Conclusie en gevolgen
8. Verweerder heeft de aanvraag terecht afgewezen als kennelijk ongegrond. Het beroep is ongegrond.
9. Voor een proceskostenvergoeding bestaat geen aanleiding.

Beslissing

De rechtbank verklaart het beroep ongegrond.
Deze uitspraak is gedaan door mr. L.E.M. Wilbers-Taselaar, rechter, in aanwezigheid van mr. T.M.M. Plukaard, griffier.

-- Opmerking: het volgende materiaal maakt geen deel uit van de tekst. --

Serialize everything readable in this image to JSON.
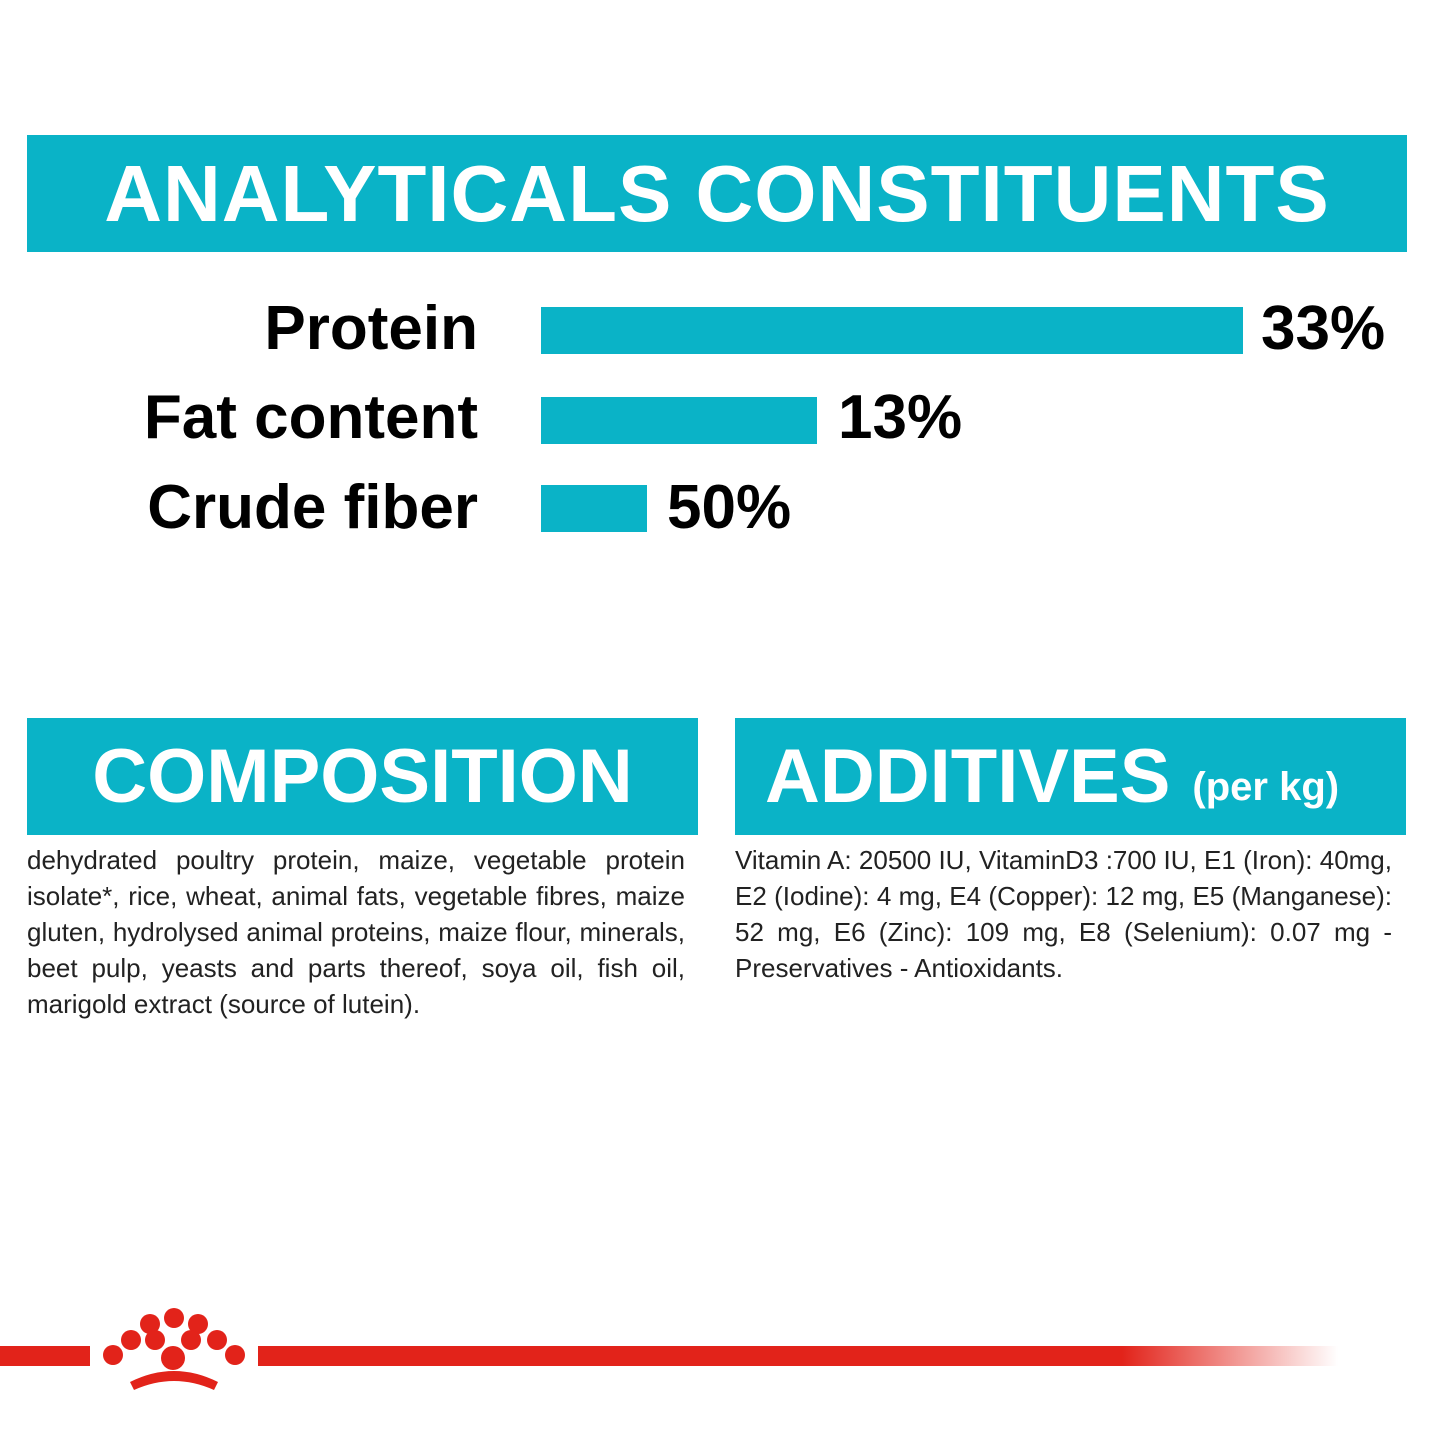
{
  "header": {
    "title": "ANALYTICALS CONSTITUENTS"
  },
  "constituents": [
    {
      "label": "Protein",
      "value": "33%"
    },
    {
      "label": "Fat content",
      "value": "13%"
    },
    {
      "label": "Crude fiber",
      "value": "50%"
    }
  ],
  "composition": {
    "title": "COMPOSITION",
    "text": "dehydrated poultry protein, maize, vegetable protein isolate*, rice, wheat, animal fats, vegetable fibres, maize gluten, hydrolysed animal proteins, maize flour, minerals, beet pulp, yeasts and parts thereof, soya oil, fish oil, marigold extract (source of lutein)."
  },
  "additives": {
    "title": "ADDITIVES",
    "unit": "(per kg)",
    "text": "Vitamin A: 20500 IU, VitaminD3 :700 IU, E1 (Iron): 40mg, E2 (Iodine): 4 mg, E4 (Copper): 12 mg, E5 (Manganese): 52 mg, E6 (Zinc): 109 mg, E8 (Selenium): 0.07 mg - Preservatives - Antioxidants."
  }
}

De uitspraak is uitgesproken in het openbaar en bekendgemaakt op:
Informatie over hoger beroep
Een partij die het niet eens is met deze uitspraak, kan een hogerberoepschrift sturen naar de Afdeling bestuursrechtspraak van de Raad van State waarin wordt uitgelegd waarom deze partij het niet eens is met de uitspraak. Het hogerberoepschrift moet worden ingediend binnen 1 week na de dag waarop deze uitspraak is verzonden. Kan de indiener de behandeling van het hoger beroep niet afwachten, omdat de zaak spoed heeft, dan kan de indiener de voorzieningenrechter van de Afdeling bestuursrechtspraak van de Raad van State vragen om een voorlopige voorziening (een tijdelijke maatregel) te treffen.